Goldbelt Heritage Foundation and Goldbelt Inc. each received grants, too.
The Goldbelt Heritage Foundation’s project named Yee Yeex̱ Kawdliyáas’ — which amounted more than $450,000 — will “create a safe space to share Tlingit learnings, traditions, and resources” throughout school districts in Juneau and other nearby Southeast Alaska towns, according to the project’s abstract.
“We hope to see: improved skills among school staff related to social-emotional learning and trauma-informed practices; improved communications and technical skills among GHF staff; and increased understanding and appreciation of Tlingit culture and traditions. Ultimately, we hope that these trainings will contribute to an increased sense of community, belonging, and safety among Alaska Native students in Southeast Alaska and improved student engagement in school,” as written in the abstract.
Its other project grant — Haa Shuká Tundatáani — amounting close to $800,000 has a goal of “aligning pedagogy, curriculum, student assessment criteria, and teaching methods, all embedded with culturally relevant content vetted by our Curriculum Pedagogy Oversight Committee (CPOC) to ensure each is rooted in indigenous thought and culture as well as national and state content standards.”
GHF’s abstract outlines the project’s plan to publish 1,000 books each of nine different titles from Tlingit Language Early Childhood Primer Lingit and wrote its plan to serve 7000 children during the three year grant period, and build the capacity of 45 teachers who will use indigenous-based curriculum and instruction to teach an at least 400 Pre-K to 12th-grade students per year.
Douglas Indian Association received just under $1.5 million and will go toward Haa Shuka Kaawu Jooni Aya Oowahaan (We Are Our Ancestor’s Dream); Anax Yaa Andagan Ye Daakahidi: (Where the Sun Rays Touch First) Cultural Historic Education and Language Preservation Center, according to the news release.
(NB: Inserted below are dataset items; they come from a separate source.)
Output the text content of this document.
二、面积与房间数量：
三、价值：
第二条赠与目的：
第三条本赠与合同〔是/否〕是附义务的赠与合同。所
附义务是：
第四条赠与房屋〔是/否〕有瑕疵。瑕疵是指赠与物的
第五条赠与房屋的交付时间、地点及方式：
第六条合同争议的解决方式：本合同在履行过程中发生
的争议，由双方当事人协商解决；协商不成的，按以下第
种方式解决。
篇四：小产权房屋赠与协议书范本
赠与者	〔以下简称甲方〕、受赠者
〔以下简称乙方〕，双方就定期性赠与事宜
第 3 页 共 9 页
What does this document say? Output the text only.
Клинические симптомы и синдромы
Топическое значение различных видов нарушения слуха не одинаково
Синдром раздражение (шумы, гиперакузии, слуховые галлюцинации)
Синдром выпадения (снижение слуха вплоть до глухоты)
“Douglas Indian Association Project creates New Educational Pathways that reawaken our connections to each other, the land, restores our visibility as Alaska Native people with rich traditional education pathways and affirms our youth’s identity and paths to achievement. Each new educational pathway will be housed in a new education center to benefit students, educators, cultural specialists, language specialists, families, and community to become future cultural knowledge bearers, fluent language speakers, mentors, accomplished students, and culturally responsive educators who participate, perpetuate and benefit from an authentic traditional educational model that is holistic and far reaching,” as written in the project’s abstract.